Nur das Beste am Teller: Küche des Landesklinikums neuerlich mit 3 Kesseln ausgezeichnet
Die Küche im Landesklinikum Wiener Neustadt gehört zu den besten Großküchen des Landes. Bestätigt wurde dies durch die Kesselvergabe, bei der die Krankenhausküche auch heuer wieder drei Kesseln – sozusagen die Sterne der Großküchen – erreichte. Damit liegt die Küche landesweit im absoluten Spitzenfeld.
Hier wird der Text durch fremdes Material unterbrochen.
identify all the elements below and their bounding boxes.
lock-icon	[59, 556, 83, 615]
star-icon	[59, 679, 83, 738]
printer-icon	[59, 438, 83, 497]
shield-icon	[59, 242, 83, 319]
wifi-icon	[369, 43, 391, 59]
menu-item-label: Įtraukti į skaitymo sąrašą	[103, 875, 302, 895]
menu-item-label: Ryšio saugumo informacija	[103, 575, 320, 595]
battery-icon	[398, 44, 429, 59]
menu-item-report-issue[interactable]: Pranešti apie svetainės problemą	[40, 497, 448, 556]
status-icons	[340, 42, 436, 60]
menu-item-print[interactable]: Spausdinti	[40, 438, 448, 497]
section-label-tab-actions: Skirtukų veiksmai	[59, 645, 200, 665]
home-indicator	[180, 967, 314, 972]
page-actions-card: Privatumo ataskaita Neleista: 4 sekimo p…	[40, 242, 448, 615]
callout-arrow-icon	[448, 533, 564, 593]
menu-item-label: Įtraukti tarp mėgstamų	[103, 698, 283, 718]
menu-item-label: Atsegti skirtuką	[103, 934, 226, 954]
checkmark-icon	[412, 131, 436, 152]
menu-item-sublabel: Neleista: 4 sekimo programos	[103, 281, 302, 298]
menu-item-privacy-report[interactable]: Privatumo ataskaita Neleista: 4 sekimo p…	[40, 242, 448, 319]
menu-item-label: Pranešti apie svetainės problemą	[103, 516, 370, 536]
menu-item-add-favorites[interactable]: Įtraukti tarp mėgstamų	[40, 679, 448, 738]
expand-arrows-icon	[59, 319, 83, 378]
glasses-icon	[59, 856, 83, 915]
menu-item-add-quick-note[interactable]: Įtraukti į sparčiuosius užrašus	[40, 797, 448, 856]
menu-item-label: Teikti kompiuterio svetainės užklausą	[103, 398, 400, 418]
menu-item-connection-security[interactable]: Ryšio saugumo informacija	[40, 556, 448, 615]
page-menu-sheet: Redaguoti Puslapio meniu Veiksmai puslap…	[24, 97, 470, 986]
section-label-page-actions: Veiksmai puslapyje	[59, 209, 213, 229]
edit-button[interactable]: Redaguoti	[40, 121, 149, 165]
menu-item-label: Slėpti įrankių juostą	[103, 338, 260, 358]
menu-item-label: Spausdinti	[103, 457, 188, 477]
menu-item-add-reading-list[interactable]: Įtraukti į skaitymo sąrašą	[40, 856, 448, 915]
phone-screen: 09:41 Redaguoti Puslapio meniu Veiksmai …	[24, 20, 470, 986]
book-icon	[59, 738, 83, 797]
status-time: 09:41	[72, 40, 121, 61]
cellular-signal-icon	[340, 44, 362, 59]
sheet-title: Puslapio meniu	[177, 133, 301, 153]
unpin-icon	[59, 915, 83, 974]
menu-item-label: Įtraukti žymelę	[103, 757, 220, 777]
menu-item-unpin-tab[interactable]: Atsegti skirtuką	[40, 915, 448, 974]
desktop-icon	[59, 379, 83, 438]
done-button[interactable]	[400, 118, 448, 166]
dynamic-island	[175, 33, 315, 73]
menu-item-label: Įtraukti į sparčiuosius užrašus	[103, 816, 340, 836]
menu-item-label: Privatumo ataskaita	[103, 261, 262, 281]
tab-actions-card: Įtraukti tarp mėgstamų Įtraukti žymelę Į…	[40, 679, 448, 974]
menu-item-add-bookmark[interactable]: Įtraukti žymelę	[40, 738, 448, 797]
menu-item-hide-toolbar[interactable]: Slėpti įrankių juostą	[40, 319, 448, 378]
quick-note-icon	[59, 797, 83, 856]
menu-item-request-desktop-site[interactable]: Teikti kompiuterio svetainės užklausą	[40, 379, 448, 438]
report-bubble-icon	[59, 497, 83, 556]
(v.l.) Mag. (FH) Herbert Karner, stv. Kaufmännischer Direktor, Küchenprofi Peter P. van Melle, Ing. Mag. Heinrich Barth, Geschäftsführer NFM, Johannes Haindl, Küchenleiter, Rehak Monika, akademische KHM und DI Alfred Zens, MBA, Regionalmanager Thermenregion
Ähnlich wie bei Restaurants, die mit Hauben oder Sternen ausgezeichnet werden, gibt es auch für Krankenhausküchen ein Bewertungssystem zur Qualitätssicherung – die Kesselmethode. Beurteilt werden Qualität, Wirtschaftlichkeit, Marketing und Mitarbeitermotivation. Sobald eine Küche einen Kessel verliehen bekommt, kann sie zumindest als überdurchschnittlich bezeichnet werden. Bei der Rezertifizierung konnte das Landesklinikum Wiener Neustadt seine drei Kessel sowie sein grünes Blatt für den Umweltfaktor aus dem Vorjahr halten.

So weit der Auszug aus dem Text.